If you are given $t=a_0+a_1r+\dots+a_{n-1}r^n\in F(r)$, $t\ne0$, then you know that the map $u\mapsto tu$ is invertible. Then you can find its matrix with respect to the basis $\{1,r,\dots,r^{n-1}\}$ by taking $t,tr,\dots,tr^{n-1}$ (using the minimal polynomial to reduce higher powers). Find the matrix inverse and you're done, because the inverse is the image of the element $1$, whose coordinate vector is $\left[\begin{smallmatrix}1\\0\\0\end{smallmatrix}\right]$, so you just take the first column of the matrix.

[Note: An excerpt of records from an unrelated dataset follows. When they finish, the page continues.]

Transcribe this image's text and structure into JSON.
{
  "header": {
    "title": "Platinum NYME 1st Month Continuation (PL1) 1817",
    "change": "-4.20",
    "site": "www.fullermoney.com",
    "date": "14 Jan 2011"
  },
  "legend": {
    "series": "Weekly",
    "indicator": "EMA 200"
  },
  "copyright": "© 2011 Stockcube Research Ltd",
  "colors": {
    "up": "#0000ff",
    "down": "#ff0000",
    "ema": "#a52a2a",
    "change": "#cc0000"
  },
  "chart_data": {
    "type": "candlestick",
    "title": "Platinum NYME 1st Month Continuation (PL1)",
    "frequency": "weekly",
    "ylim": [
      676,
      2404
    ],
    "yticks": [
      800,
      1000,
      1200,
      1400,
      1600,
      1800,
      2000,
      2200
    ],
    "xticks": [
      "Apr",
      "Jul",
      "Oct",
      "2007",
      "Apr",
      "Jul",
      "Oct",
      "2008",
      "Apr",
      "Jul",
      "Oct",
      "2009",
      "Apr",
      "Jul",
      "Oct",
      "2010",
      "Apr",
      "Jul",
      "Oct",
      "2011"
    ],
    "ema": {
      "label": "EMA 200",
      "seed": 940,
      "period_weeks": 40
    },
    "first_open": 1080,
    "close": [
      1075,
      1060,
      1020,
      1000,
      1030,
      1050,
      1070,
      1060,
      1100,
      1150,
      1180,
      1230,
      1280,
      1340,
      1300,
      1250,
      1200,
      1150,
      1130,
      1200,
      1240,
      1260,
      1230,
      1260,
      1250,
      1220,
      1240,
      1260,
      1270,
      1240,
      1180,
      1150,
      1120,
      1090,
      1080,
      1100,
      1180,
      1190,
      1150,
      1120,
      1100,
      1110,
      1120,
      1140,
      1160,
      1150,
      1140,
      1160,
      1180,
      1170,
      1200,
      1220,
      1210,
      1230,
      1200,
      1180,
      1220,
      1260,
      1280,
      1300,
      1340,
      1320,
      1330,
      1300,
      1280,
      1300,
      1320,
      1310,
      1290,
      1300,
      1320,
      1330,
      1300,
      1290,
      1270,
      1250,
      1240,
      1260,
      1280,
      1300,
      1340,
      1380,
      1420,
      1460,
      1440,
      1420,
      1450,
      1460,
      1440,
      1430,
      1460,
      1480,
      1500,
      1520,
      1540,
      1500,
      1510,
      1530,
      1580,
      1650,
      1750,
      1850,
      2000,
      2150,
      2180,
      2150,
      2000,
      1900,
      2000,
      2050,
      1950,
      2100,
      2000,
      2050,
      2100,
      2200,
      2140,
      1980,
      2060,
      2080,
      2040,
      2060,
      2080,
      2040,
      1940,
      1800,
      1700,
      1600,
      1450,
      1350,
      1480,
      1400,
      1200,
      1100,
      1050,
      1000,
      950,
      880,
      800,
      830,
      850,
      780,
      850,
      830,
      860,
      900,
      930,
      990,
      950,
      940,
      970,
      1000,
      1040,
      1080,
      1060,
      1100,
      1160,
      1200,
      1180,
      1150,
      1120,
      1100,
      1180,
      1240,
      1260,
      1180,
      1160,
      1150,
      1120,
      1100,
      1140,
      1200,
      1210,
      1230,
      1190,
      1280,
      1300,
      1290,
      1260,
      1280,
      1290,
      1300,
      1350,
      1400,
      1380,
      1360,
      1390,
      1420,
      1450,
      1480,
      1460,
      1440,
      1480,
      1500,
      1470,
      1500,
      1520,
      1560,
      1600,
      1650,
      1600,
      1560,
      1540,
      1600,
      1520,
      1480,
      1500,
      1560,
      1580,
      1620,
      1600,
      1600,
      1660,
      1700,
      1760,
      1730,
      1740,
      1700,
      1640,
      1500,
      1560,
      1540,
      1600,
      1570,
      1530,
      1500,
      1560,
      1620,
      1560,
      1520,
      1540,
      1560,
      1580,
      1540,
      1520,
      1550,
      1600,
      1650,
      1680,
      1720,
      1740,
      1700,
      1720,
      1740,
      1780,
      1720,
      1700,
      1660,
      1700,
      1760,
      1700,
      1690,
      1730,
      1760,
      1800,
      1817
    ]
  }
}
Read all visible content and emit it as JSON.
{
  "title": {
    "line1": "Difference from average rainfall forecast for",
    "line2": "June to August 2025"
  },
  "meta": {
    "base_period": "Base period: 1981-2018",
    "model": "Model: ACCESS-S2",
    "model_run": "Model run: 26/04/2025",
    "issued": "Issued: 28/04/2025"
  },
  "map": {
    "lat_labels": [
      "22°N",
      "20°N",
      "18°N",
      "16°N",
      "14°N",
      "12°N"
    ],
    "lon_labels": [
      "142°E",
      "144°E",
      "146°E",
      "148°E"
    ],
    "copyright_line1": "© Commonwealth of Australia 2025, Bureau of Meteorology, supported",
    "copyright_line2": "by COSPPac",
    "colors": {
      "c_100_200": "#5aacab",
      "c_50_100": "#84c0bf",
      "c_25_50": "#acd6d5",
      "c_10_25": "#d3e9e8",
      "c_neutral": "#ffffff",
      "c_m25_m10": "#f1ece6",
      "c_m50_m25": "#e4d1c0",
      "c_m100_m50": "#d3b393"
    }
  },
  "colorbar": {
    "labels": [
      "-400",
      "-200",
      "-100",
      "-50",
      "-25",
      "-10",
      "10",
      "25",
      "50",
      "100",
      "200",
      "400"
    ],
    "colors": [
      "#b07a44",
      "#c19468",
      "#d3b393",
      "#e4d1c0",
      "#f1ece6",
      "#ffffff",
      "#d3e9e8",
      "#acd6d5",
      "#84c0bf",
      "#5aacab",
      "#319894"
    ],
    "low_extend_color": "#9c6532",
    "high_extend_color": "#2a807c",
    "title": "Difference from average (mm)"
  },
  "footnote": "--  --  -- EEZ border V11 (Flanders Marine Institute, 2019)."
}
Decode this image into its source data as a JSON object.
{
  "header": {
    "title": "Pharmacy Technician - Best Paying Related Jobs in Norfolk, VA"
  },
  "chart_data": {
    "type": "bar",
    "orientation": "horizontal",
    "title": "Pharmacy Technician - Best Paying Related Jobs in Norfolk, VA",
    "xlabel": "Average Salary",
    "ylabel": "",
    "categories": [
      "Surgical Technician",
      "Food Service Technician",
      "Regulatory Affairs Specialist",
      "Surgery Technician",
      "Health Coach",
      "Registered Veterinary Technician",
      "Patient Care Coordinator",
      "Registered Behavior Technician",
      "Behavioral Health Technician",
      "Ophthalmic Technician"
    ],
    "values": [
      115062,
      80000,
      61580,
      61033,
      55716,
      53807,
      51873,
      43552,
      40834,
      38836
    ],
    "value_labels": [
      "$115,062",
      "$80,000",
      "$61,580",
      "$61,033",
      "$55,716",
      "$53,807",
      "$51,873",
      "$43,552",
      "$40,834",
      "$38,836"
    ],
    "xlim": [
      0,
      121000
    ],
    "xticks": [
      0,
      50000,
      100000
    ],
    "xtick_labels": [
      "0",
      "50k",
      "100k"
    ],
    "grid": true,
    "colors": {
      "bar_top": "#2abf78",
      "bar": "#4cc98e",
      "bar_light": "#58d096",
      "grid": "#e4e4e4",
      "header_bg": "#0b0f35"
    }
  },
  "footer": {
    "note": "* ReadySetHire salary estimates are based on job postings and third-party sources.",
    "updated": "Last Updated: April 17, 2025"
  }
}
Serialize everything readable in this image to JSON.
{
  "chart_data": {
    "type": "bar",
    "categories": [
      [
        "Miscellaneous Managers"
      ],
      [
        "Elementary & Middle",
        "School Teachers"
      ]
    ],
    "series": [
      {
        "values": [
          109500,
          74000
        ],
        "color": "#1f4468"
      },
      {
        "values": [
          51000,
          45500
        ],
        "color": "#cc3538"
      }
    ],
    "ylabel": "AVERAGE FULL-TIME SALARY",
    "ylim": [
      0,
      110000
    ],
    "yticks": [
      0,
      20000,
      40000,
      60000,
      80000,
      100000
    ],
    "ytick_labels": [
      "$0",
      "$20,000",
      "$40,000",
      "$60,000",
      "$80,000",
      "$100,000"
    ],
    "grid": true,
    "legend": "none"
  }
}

Example for your case: the minimal polynomial is $x^2-2$; then the elements you need are $(a+b\sqrt{2})1$ and $(a+b\sqrt{2})\sqrt{2}=2b+a\sqrt{2}$. Thus the matrix is \begin{bmatrix} a & 2b \\ b & a \end{bmatrix} whose inverse is $$ \frac{1}{a^2-2b^2}\begin{bmatrix} a & -2b \\ -b & a \end{bmatrix} $$ and the first column will give the required inverse, namely $$ \frac{a}{a^2-2b^2}-\frac{b}{a^2-2b^2}\sqrt{2} $$ The same would do for $r=\sqrt[3]{2}$ and $t=a+br+cr^2$. The elements to compute are $$ a+br+cr^2,\quad (a+br+cr^2)r=2c+ar+br^2,\quad (a+br+cr^2)r^2=2b+2cr+ar^2 $$ so the matrix is $$ \begin{bmatrix} a & 2c & 2b \\ b & a & 2c \\ c & b & a \end{bmatrix} $$ The inverse matrix is $$ \frac{1}{a^3+2b^3+4c^3-6abc} \begin{bmatrix} a^2-2bc & 2b^2-2ac & 4c^2-2ab \\ 2c^2-ab & a^2-2bc & 2b^2-2ac \\ b^2-ac & 2c^2-ab & a^2-2bc \end{bmatrix} $$ so the inverse is $$ \frac{a^2-2bc}{a^3+2b^3+4c^3-6abc}+ \frac{2c^2-ab}{a^3+2b^3+4c^3-6abc}\sqrt[3]{2}+ \frac{b^2-ac}{a^3+2b^3+4c^3-6abc}\sqrt[3]{4} $$ Of course this is easier if you have explicit $a,b,c$.
By the way, this proves that if $t=a+br+cr^2\ne0$, then $a^3+2b^3+4c^3-6abc\ne0$ (this is the norm function).
In the $\mathbb{Q}(\sqrt{2})$ the norm function on $a+b\sqrt{2}$ is $a^2-b^2$.